Output prints in real-time, then:

╔══════════════════════════════════════════════════════╗
║  tokenspy cost report                                ║
║  total: $0.0008  ·  320 tokens  ·  1 call           ║
╠══════════════════════════════════════════════════════╣
║                                                      ║
║  stream_response  $0.0008  ████████████████  100%   ║
║    └─ gpt-4o       $0.0008                           ║
║       └─ 320 tokens                                  ║
║                                                      ║
╚══════════════════════════════════════════════════════╝

Anthropic streaming

@tokenspy.profile
def stream_claude(query: str):
    with anthropic_client.messages.stream(
        model="claude-haiku-4-5",
        messages=[{"role": "user", "content": query}],
        max_tokens=500,
    ) as stream:
        for text in stream.text_stream:
            print(text, end="", flush=True)
    print()

stream_claude("Write a haiku about Python")
tokenspy.report()

Async streaming

Works the same with async:

@tokenspy.profile
async def async_stream(query: str):
    async with async_anthropic_client.messages.stream(
        model="claude-sonnet-4-6",
        messages=[{"role": "user", "content": query}],
        max_tokens=1024,
    ) as stream:
        async for text in stream.text_stream:
            print(text, end="", flush=True)
    print()

How it works

When stream=True, the provider interceptor wraps the response iterator.
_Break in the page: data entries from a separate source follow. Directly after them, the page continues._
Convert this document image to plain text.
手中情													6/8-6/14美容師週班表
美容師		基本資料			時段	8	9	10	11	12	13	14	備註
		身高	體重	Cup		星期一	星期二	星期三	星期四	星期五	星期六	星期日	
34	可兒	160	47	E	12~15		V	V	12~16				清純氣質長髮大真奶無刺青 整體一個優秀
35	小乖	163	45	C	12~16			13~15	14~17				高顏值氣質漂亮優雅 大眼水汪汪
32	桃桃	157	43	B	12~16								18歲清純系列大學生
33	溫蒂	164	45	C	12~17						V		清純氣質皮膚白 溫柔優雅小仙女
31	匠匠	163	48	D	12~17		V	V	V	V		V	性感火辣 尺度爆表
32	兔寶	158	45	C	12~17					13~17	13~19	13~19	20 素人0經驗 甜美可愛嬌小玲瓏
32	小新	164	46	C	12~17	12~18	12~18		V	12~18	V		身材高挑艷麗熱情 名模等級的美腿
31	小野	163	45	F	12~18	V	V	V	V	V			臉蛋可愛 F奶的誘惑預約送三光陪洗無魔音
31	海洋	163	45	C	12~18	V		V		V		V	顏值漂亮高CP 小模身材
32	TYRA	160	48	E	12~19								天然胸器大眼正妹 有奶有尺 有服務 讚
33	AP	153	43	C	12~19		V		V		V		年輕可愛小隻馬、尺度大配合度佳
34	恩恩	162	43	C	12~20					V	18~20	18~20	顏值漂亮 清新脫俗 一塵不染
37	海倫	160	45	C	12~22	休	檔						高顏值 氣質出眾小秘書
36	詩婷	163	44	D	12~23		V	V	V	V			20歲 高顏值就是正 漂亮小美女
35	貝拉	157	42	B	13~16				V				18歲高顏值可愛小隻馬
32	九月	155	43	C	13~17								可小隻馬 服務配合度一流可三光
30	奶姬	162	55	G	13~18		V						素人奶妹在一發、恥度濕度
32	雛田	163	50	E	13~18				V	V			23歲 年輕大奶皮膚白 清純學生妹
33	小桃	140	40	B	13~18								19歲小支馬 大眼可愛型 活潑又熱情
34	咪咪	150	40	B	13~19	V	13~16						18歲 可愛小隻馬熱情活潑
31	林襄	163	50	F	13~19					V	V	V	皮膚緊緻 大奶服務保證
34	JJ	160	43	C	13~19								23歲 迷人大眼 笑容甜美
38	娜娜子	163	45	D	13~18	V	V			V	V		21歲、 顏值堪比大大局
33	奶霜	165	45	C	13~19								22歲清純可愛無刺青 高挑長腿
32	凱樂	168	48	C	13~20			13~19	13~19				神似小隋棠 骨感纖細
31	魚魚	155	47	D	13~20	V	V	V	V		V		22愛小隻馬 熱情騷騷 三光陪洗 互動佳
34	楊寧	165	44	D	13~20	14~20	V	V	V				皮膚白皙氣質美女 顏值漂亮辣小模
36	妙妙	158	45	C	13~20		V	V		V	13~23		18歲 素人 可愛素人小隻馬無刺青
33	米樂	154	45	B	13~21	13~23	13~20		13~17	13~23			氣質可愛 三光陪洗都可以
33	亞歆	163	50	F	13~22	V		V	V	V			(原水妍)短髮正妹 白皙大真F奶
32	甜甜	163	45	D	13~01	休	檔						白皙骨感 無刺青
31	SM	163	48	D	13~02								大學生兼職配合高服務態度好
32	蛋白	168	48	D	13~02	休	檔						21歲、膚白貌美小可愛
It:

  1. Lets chunks flow through to your code unchanged
  2. Accumulates token counts from each chunk's usage field
  3. Records the call to the tracker after the stream is fully consumed

Note

Token counts for streaming responses are recorded when the stream ends — not at the start. This means tokenspy.stats() will reflect streaming calls only after the iterator is exhausted.